Cependant, le scénario n’est pas non plus du niveau de celui de Black Death, et comporte en cela des éléments agaçants, voire franchement inutiles, comme c’est malheureusement le cas pour le personnage grossièrement sous-exploité de Warwick Davis, qui passe son temps de figuration à se faire rire au nez. Audience tous publics oblige, la caractérisation de certains personnages secondaires en fera grincer des dents certains, en particulier du côté des antagonistes monolithiques.

Formellement, enfin, Christopher Smith navigue entre virtuosité époustouflante et banalité pantouflarde. Cela s’explique assez clairement par la différence d’entrain qui semble traverser certaines scènes, en particulier lorsqu’il s’agit de mettre en scène des transitions nécessaires à la fluidité du récit, mais qui ennuient clairement le cinéaste. C’est par exemple le cas lorsque le Père Noël tente de libérer ses rennes, ou lorsque père et fils discutent en voiture. La caméra, neutre, illustre passivement son histoire sans se distinguer sous quelconque rapport. Cela est d’autant plus dommage que lorsqu’une scène excitante arrive, on sent le réalisateur se lâcher complètement et déployer toute son habileté. On pense par exemple à la traversée démentielle du passage menant au pôle nord, ou du vol en traineau, qui sont des passages remplis d’énergie et d’idées visuelles stimulantes, invitant le spectateur à s’émerveiller, et sur lesquels Smith a pleinement profité de son budget.

Stylistiquement, quelques motifs attribuables au réalisateur apparaissent, comme la technique visant à suivre un personnage avec la caméra, puis à continuer sur sa lancée malgré la sortie hors-champ dudit individu (idée reprise de Severance). Cependant, le metteur en scène sait aussi tirer le meilleur parti de ses changements de genres pour adapter l’identité visuelle de sa narration. Ainsi, il opère un drastique changement esthétique lorsqu’il arrive au pôle nord, se permet d’intégrer de courtes séquences reprenant les poncifs de l’horreur, et adapte quelques fois sa prise de vue à l’état de ses personnages (c’est le cas avec la caméra portée traduisant la désorientation du Père Noël dans la grange, comme elle le faisait pour Osmund dans Black Death).

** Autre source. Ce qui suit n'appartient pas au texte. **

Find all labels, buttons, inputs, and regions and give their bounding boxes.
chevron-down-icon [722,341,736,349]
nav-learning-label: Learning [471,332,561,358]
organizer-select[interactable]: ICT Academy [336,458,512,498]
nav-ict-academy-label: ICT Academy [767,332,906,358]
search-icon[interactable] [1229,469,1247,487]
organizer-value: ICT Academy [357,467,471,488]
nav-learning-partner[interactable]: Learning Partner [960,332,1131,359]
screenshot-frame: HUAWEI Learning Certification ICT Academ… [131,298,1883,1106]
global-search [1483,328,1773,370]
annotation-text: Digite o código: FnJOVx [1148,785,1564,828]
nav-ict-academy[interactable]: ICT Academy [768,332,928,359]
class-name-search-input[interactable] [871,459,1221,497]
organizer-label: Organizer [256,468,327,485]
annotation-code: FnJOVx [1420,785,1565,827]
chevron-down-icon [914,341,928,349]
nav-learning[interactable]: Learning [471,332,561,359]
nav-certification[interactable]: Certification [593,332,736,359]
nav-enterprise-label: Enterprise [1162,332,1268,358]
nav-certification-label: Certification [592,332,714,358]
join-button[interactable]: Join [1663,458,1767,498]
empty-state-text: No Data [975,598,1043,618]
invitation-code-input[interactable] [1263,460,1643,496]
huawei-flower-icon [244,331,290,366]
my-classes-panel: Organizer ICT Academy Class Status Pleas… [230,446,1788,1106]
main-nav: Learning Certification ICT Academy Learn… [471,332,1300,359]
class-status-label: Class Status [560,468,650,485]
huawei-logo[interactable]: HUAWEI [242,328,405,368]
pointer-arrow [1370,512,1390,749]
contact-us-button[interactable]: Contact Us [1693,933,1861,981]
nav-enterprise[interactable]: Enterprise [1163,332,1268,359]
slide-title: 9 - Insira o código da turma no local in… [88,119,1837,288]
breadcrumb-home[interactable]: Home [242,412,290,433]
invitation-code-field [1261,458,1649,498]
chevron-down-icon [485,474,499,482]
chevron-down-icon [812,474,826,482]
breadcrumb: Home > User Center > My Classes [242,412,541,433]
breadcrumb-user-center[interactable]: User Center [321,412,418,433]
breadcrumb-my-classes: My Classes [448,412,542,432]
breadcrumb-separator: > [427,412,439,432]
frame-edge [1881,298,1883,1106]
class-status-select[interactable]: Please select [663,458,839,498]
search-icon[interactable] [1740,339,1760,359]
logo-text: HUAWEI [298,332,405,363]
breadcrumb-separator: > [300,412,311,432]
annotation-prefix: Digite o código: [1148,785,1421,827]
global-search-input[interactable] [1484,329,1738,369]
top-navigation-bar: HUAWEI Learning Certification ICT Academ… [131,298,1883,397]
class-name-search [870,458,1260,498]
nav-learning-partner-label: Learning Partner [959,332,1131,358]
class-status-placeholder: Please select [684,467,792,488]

Où en est donc Christopher Smith, après trois films d’horreur et un chef d’œuvre médiéval ? Il n’a pas vendu son âme au diable et prouve que même les productions semblant s’inscrire dans un cadre précis peuvent sortir des sentiers battus avec un minimum d’audace et de talent. Get Santa n’est bien entendu pas un immense film. C’est un conte de Noël porté par un Jim Broadbent en excellente forme, qui réussit, et ce n’est pas une mince affaire, à s’adresser intelligemment à tous les âges malgré quelques faux pas. Et puis, que vous aimiez ou pas les fêtes, on avouera sans honte que voir la police poursuivre un Père Noël mitraillant des bouses de rennes avec frénésie a quelque chose de profondément cathartique.